One of the most popular and critically lauded British artists of the past century, Hockney was born in Bradford in northern England but spent much of his life in Southern California, where sun-drenched suburban views became a signature motif in his work. Later in life he returned to Europe, finding renewed inspiration in the wooded hills of Yorkshire and the fields of Normandy, France.

His works sold for record prices at auction, and he became one of the U.K.'s most treasured artists. Historian Simon Schama wrote that Hockney's enduring appeal lies in how his work presupposes "an expectation of pleasure." "His work is admired — loved is not too strong a word — by the millions who, worldwide, flock to see it," Schama wrote in an essay accompanying a 2025 Paris exhibition.

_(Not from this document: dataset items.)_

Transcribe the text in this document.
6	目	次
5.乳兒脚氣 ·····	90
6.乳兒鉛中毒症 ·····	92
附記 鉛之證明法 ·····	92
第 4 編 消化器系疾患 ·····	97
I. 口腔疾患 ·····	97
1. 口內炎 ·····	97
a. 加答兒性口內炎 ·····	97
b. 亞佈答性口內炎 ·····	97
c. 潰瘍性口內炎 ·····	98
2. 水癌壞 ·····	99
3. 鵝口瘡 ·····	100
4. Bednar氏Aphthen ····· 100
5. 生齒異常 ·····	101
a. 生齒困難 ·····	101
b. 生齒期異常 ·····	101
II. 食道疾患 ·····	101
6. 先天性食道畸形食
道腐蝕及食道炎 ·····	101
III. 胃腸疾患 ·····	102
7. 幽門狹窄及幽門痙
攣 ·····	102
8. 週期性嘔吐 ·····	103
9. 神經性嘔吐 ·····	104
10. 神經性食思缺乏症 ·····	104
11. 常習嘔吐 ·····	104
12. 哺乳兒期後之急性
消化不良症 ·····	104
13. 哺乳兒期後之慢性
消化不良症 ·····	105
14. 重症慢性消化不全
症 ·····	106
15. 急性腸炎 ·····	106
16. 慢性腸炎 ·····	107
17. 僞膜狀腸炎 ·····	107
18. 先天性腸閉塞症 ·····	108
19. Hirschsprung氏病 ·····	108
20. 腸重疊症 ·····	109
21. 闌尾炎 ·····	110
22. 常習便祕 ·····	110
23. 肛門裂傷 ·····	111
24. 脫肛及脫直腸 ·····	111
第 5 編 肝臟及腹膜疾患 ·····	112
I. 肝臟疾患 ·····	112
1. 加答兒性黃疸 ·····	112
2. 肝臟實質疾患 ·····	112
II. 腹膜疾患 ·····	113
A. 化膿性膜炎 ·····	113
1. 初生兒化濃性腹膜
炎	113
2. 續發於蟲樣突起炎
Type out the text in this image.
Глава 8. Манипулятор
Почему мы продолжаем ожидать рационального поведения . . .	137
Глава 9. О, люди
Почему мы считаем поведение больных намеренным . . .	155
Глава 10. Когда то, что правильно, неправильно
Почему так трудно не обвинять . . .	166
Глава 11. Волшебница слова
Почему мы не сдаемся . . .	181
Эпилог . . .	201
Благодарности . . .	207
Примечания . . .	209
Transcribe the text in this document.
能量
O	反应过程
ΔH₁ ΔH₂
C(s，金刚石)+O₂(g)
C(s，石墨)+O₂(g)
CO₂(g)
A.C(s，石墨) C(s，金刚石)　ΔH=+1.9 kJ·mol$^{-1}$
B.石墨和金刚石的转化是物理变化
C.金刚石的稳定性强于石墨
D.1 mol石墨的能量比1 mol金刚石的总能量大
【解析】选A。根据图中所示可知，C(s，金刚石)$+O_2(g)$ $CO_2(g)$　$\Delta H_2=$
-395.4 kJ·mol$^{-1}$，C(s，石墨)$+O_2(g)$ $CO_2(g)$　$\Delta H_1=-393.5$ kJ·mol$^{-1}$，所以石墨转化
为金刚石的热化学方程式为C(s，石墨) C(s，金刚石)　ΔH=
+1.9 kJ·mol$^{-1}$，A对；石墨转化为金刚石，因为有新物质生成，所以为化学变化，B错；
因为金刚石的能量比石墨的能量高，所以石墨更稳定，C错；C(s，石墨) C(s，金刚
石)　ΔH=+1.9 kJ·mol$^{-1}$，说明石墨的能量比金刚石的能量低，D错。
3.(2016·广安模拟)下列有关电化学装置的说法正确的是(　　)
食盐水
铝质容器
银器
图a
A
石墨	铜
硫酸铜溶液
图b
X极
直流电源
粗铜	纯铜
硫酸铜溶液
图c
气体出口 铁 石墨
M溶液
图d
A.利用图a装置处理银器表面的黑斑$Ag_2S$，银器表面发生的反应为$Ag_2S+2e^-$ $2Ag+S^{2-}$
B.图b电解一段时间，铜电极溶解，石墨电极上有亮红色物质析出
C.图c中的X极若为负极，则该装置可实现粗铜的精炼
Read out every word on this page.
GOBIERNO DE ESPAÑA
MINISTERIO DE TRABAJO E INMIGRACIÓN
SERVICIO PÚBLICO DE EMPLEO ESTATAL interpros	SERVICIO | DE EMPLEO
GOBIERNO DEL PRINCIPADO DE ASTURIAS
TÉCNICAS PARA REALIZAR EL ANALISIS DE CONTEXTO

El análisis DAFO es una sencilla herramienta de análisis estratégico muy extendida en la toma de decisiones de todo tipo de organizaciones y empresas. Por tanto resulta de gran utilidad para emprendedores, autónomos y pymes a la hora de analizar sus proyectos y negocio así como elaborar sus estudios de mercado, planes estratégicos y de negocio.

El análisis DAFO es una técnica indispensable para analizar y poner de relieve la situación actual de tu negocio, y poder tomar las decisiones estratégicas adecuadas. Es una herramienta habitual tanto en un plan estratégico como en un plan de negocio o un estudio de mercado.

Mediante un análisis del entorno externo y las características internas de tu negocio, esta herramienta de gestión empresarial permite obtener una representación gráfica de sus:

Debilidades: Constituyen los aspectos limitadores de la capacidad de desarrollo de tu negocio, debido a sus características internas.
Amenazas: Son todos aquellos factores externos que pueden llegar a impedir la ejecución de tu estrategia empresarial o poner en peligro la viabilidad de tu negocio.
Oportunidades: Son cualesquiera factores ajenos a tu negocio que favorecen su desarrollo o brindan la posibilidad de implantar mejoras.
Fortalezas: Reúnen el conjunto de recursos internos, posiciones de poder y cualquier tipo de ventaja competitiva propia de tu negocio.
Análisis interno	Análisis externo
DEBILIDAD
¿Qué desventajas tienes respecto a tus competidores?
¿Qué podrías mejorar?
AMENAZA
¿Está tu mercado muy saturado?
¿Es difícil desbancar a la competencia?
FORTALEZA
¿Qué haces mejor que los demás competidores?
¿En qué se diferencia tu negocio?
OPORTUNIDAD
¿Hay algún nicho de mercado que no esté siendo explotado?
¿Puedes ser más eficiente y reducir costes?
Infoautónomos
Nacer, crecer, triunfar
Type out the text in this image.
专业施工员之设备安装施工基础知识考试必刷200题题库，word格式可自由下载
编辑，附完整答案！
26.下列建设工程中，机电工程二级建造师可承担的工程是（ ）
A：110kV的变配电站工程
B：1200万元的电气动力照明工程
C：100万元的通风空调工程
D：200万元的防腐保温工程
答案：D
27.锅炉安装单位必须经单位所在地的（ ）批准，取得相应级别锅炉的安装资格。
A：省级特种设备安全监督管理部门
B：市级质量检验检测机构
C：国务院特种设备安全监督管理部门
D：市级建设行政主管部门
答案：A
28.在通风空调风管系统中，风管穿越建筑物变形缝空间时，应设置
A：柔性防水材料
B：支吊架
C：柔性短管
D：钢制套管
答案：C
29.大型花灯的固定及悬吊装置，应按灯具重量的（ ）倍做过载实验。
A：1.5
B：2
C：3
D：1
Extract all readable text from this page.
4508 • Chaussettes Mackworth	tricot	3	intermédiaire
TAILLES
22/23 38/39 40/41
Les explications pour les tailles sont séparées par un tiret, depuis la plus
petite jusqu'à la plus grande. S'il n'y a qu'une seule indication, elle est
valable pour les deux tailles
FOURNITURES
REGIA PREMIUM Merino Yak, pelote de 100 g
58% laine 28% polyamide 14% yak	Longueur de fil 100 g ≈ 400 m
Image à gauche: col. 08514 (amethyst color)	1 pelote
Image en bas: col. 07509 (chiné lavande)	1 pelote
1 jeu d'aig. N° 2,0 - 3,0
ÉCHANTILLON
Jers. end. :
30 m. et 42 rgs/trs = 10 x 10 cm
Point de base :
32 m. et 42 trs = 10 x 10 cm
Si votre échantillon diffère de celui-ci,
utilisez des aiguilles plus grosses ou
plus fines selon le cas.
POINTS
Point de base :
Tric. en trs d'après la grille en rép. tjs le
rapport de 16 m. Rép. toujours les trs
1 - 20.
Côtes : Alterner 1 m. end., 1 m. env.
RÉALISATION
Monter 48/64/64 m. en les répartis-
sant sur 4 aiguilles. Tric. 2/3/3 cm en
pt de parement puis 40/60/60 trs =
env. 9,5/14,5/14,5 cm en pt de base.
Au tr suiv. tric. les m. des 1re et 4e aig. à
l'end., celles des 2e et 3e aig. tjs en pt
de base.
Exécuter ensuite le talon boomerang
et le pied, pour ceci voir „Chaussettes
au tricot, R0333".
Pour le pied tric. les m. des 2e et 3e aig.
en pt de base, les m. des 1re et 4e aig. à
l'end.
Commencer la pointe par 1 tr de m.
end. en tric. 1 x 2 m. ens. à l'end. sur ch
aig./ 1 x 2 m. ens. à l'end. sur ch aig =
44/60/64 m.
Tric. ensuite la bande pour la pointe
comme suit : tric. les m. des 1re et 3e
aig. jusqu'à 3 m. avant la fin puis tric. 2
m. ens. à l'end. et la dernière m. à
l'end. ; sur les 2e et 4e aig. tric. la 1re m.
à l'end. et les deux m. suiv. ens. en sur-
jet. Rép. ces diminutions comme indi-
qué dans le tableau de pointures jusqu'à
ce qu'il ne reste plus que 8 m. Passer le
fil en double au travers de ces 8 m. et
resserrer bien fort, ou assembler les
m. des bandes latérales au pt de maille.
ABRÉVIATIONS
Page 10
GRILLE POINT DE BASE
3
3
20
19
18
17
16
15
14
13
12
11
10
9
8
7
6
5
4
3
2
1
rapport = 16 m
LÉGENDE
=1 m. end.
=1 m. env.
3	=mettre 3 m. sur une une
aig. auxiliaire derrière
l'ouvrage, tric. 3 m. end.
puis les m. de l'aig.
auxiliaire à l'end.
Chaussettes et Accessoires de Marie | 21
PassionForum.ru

Hockney emerged as a icon of the swinging 1960s with his trademark round glasses and bleached-blond hair, making an impact even before graduating from London's Royal College of Art. Art dealer John Kasmin took him into his stable of artists in 1961. His paintings created dreamlike worlds of patterned light bouncing off water and windows, with human forms rendered in flattened, simplified shapes in matte acrylic paint.

His artistic influences ranged from Renaissance portraitists to J.M.W. Turner, Pablo Picasso's Cubism experiments, and American pop art. Like Andy Warhol, he occasionally incorporated advertising labels into his work, such as a Typhoo Tea box in his 1961 "Tea Painting in an Illusionistic Style."

He is survived by his longtime partner Jean-Pierre Gonçalves de Lima, his great-nephew and studio assistant Richard Hockney, his brothers Philip and John, and numerous nieces, nephews, great-nieces and great-nephews.